Do Shareholders Have More Power Than Directors?

Generally, shareholders hold power in a company, and the directors are responsible for its daily operations. Often, shareholders and directors work together and decide the way forward for the company. However, this isn’t always the case, and disputes between directors and shareholders are common.

Conflicts occur when shareholders disagree with the actions taken by directors. Note that certain decisions such as changing the company’s name or amending its articles of association need to be approved by shareholders before they are implemented.

Shareholders have a right to be involved in the company’s decision-making, even though this role is reserved for directors. Depending on the organization’s articles of association, the shareholders may have more rights and powers to decide on the company’s way forward. However, the board of directors makes most decisions, and the shareholders cannot overturn them. But the shareholders can suggest the resolutions to the issues on the decisions made by directors and ask the board to overturn their earlier decisions. Here’s a quick guide.

What’s the difference between shareholders and directors?

Directors are responsible for managing an organization and all its affairs. They provide advice on the direction the company should take. They manage the company’s daily tasks and make the best decisions on behalf of the whole company and not a group of shareholders. 

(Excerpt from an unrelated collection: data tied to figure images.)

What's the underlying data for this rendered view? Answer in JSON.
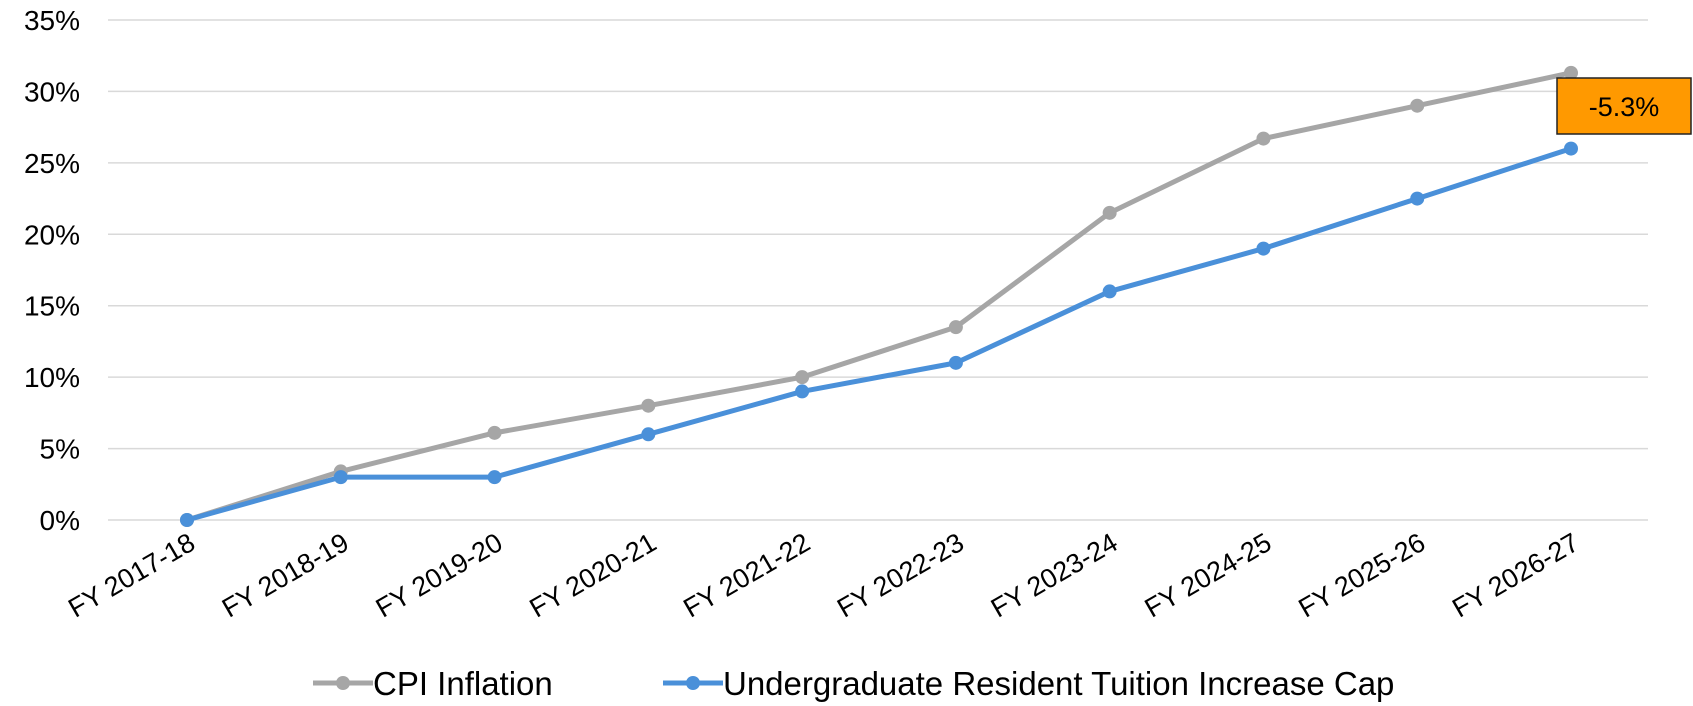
{
  "chart_data": {
    "type": "line",
    "categories": [
      "FY 2017-18",
      "FY 2018-19",
      "FY 2019-20",
      "FY 2020-21",
      "FY 2021-22",
      "FY 2022-23",
      "FY 2023-24",
      "FY 2024-25",
      "FY 2025-26",
      "FY 2026-27"
    ],
    "series": [
      {
        "name": "CPI Inflation",
        "color": "#a6a6a6",
        "values": [
          0,
          3.4,
          6.1,
          8.0,
          10.0,
          13.5,
          21.5,
          26.7,
          29.0,
          31.3
        ]
      },
      {
        "name": "Undergraduate Resident Tuition Increase Cap",
        "color": "#4a90d9",
        "values": [
          0,
          3.0,
          3.0,
          6.0,
          9.0,
          11.0,
          16.0,
          19.0,
          22.5,
          26.0
        ]
      }
    ],
    "ylim": [
      0,
      35
    ],
    "yticks": [
      "0%",
      "5%",
      "10%",
      "15%",
      "20%",
      "25%",
      "30%",
      "35%"
    ],
    "ytick_values": [
      0,
      5,
      10,
      15,
      20,
      25,
      30,
      35
    ],
    "grid": true,
    "legend_position": "bottom",
    "annotation": {
      "text": "-5.3%",
      "category": "FY 2026-27",
      "fill": "#ff9900"
    }
  }
}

Directors can legally act on a company’s behalf so long as the corporation’s restrictions and articles of association allow them to. 

Shareholders, on the other hand, are company owners. What percentage they own and control the company depends on the number of shares they own and their percentage of voting rights.

But, most times, there isn’t a clear distinction between management and ownership of the company. In that case, shareholders may also act as directors and wear multiple hats. Read on to learn who has more power between shareholders and directors of a company.

Do Shareholders Control Directors?

To some extent, shareholders have a degree of control over directors. For instance, they vote for the members of the board. However, only a small number of shareholders control the outcome of the election as it’s influenced by modern proxy rules and diffusion of ownership. Often, insurgents can’t win proxy fights.

Shareholders by company’s law vote on how many members the board of directors should have and the sale of the company’s assets. Therefore, they can vote to fire a board member and replace them with somebody else if found guilty of malfeasance or mismanagement.

Can Shareholders Dissolve the Board of Directors?

Yes. Shareholders can vote to remove the board of directors even before their term expires, with or without a proper cause. However, this may not be possible if the company has a staggered board.

The shareholders can then elect a replacement for the directors they removed. However, the ones present at the meeting must form the set quorum, and also the majority of the shareholders with the right to vote must vote to dissolve and replace the board of directors with a new one.

In the case of a staggered board, the shareholders must have a cause to remove the directors. They must also vote and ensure they form a quorum before doing so.

Can Shareholders Sue a Board of Directors?

Yes. Shareholders can sue a director or the whole board through a direct or an indirect derivative lawsuit. Shareholders may bring a direct suit which consists of different theories like:

  • Shareholder’s right to vote
  • Violation of their ownership rights
  • Failure to inspect the records
  • Payment demands for the promised dividends

Shareholders can also file a derivative lawsuit on behalf of the company. But this requires them to meet certain requirements. For instance, the individual shareholder must have shares in the company during the act or omission complained. Or they must be a shareholder by law or operation from the individual that was a shareholder at that specific time. They must also prove that they are representing the company’s interests and not their own.


Shareholders and directors are important to the company. However, disputes among them are common. Companies can thus avoid them through proper structuring of responsibilities and rights.